6 Replies Latest reply on Aug 6, 2014 11:23 PM by genman

RHQ Storage/Cassandra performance issue in RHQ 4.12

genman Aug 1, 2014 4:48 PM

This is my (fairly large) test system, with 3 cassandra nodes, 6 disks each, etc.

RHQ 4.9 performed fairly well, with compaction/aggregation times, so I'm not sure why performance is worse or different.

This is what I observe.

Overall, I am getting a high number of timeout exceptions on reading data. I increased request timeout from 12 seconds to 60 through a code change and it somewhat helped.

The nodes 'go down' and then come back frequently. Frequently the nodes hang (with high CPU) either outputting stuff like this: (which I think is GC cycling)

 INFO [ScheduledTasks:1] 2014-08-01 20:00:03,766 GCInspector.java (line 119) GC for ParNew: 609 ms for 2 collections, 5112200464 used; max is 8380219392
 INFO [ScheduledTasks:1] 2014-08-01 20:00:06,641 GCInspector.java (line 119) GC for ParNew: 1895 ms for 1 collections, 5760737488 used; max is 8380219392
ERROR [Native-Transport-Requests:10200] 2014-08-01 20:09:07,215 ErrorMessage.java (line 210) Unexpected exception during request
java.io.IOException: Connection reset by peer
  at sun.nio.ch.FileDispatcherImpl.read0(Native Method)
  at sun.nio.ch.SocketDispatcher.read(SocketDispatcher.java:39)
  at sun.nio.ch.IOUtil.readIntoNativeBuffer(IOUtil.java:223)
  at sun.nio.ch.IOUtil.read(IOUtil.java:192)
  at sun.nio.ch.SocketChannelImpl.read(SocketChannelImpl.java:375)
  at org.jboss.netty.channel.socket.nio.NioWorker.read(NioWorker.java:64)

Or the print out the stats frequently

 INFO [ScheduledTasks:1] 2014-08-01 20:04:00,223 StatusLogger.java (line 114) ColumnFamily                Memtable ops,data
...

 INFO [ScheduledTasks:1] 2014-08-01 20:04:00,225 StatusLogger.java (line 117) rhq.raw_metrics              1426355,24117248
 INFO [ScheduledTasks:1] 2014-08-01 20:04:00,225 StatusLogger.java (line 117) rhq.twenty_four_hour_metrics                 0,0
 INFO [ScheduledTasks:1] 2014-08-01 20:04:00,225 StatusLogger.java (line 117) rhq.one_hour_metrics                      0,0
 INFO [ScheduledTasks:1] 2014-08-01 20:04:00,225 StatusLogger.java (line 117) rhq.schema_version                        0,0
 INFO [ScheduledTasks:1] 2014-08-01 20:04:00,225 StatusLogger.java (line 117) rhq.metrics_cache            1991582,66060288
 INFO [ScheduledTasks:1] 2014-08-01 20:04:00,225 StatusLogger.java (line 117) rhq.metrics_cache_index       144488,11534336

Startup often fails with this:

00:31:02,625 WARN  [org.rhq.enterprise.server.storage.StorageClientManager] (pool-6-thread-1) Storage client subsystem wasn't initialized because it wasn't possible to connect to the storage cluster. The RHQ server is set to MAINTENANCE mode. Please start the storage cluster as soon as possible.: com.datastax.driver.core.exceptions.NoHostAvailableException: All host(s) tried for query failed (tried: /17.176.208.117 (Timeout during read), /17.176.208.118 (Timeout during read), /17.176.208.119 (Timeout during read))

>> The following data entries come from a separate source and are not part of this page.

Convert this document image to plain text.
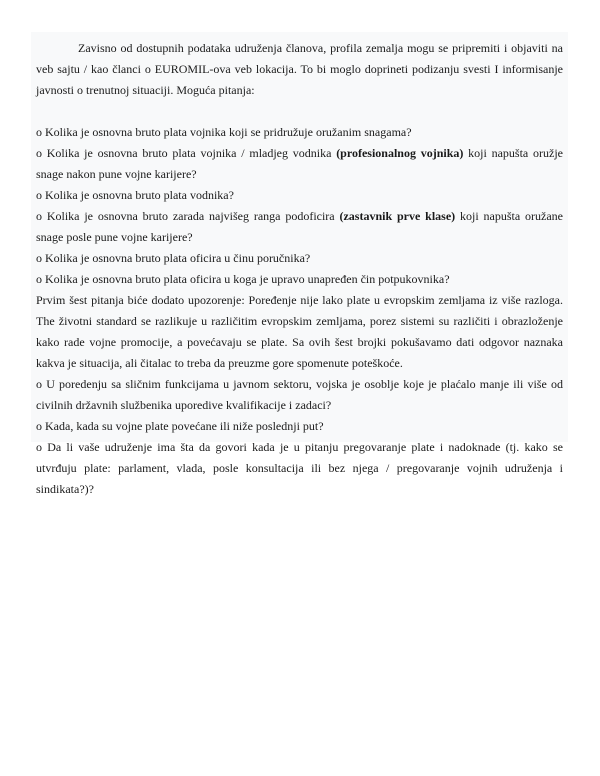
Zavisno od dostupnih podataka udruženja članova, profila zemalja mogu se pripremiti i objaviti na veb sajtu / kao članci o EUROMIL-ova veb lokacija. To bi moglo doprineti podizanju svesti I informisanje javnosti o trenutnoj situaciji. Moguća pitanja:

o Kolika je osnovna bruto plata vojnika koji se pridružuje oružanim snagama?

o Kolika je osnovna bruto plata vojnika / mladjeg vodnika (profesionalnog vojnika) koji napušta oružje snage nakon pune vojne karijere?

o Kolika je osnovna bruto plata vodnika?

o Kolika je osnovna bruto zarada najvišeg ranga podoficira (zastavnik prve klase) koji napušta oružane snage posle pune vojne karijere?

o Kolika je osnovna bruto plata oficira u činu poručnika?

o Kolika je osnovna bruto plata oficira u koga je upravo unapređen čin potpukovnika?

Prvim šest pitanja biće dodato upozorenje: Poređenje nije lako plate u evropskim zemljama iz više razloga. The životni standard se razlikuje u različitim evropskim zemljama, porez sistemi su različiti i obrazloženje kako rade vojne promocije, a povećavaju se plate. Sa ovih šest brojki pokušavamo dati odgovor naznaka kakva je situacija, ali čitalac to treba da preuzme gore spomenute poteškoće.

o U poredenju sa sličnim funkcijama u javnom sektoru, vojska je osoblje koje je plaćalo manje ili više od civilnih državnih službenika uporedive kvalifikacije i zadaci?

o Kada, kada su vojne plate povećane ili niže poslednji put?

o Da li vaše udruženje ima šta da govori kada je u pitanju pregovaranje plate i nadoknade (tj. kako se utvrđuju plate: parlament, vlada, posle konsultacija ili bez njega / pregovaranje vojnih udruženja i sindikata?)?
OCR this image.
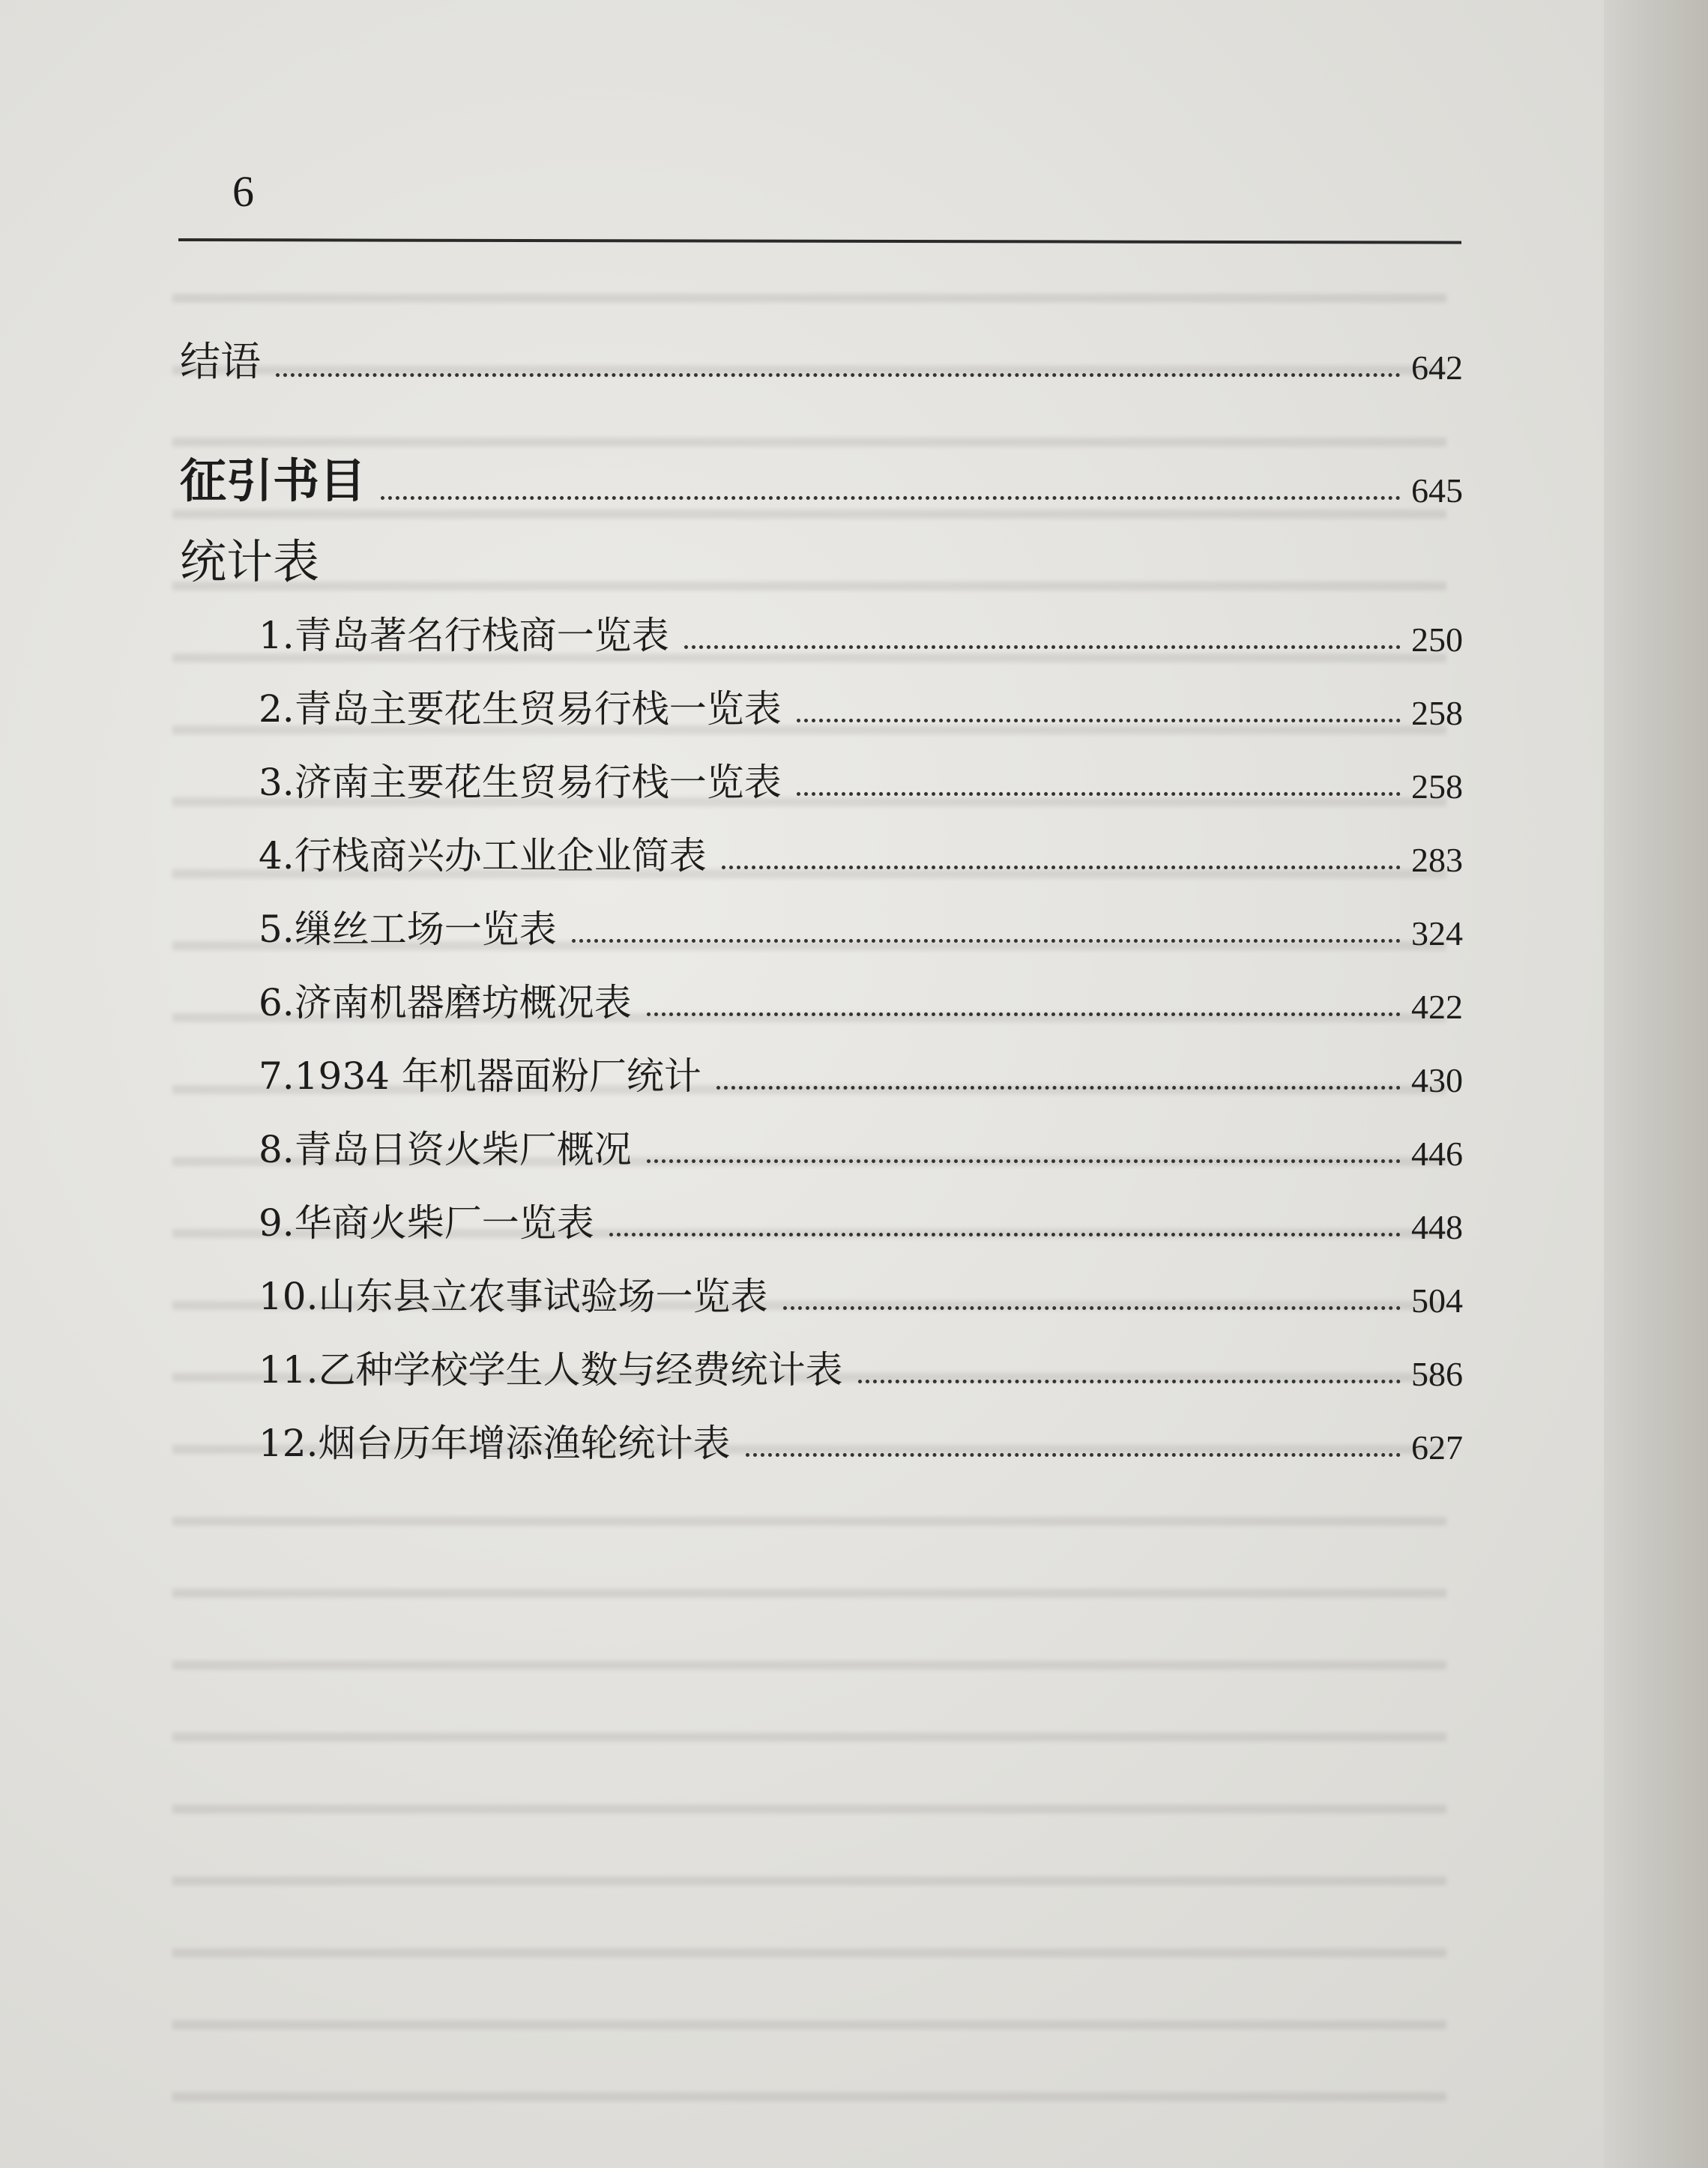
6
结语	642
征引书目	645
统计表
1.青岛著名行栈商一览表	250
2.青岛主要花生贸易行栈一览表	258
3.济南主要花生贸易行栈一览表	258
4.行栈商兴办工业企业简表	283
5.缫丝工场一览表	324
6.济南机器磨坊概况表	422
7.1934 年机器面粉厂统计	430
8.青岛日资火柴厂概况	446
9.华商火柴厂一览表	448
10.山东县立农事试验场一览表	504
11.乙种学校学生人数与经费统计表	586
12.烟台历年增添渔轮统计表	627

I feel like I hit a bug in Cassandra, or there is an installation issue, or there is a change in RHQ 4.12 such as queries failing to perform well, like rows that are too wide.

My nodes have 8G heap and pretty much the same cassandra.yaml configuration as 4.9.

The weird thing is I can't seem to run repair reliably, even with RHQ down, so I suspect a bad disk, bad network performance, etc. I really can't pin it on anything.

My thinking is that the queries are returning more data than can fit into 8g.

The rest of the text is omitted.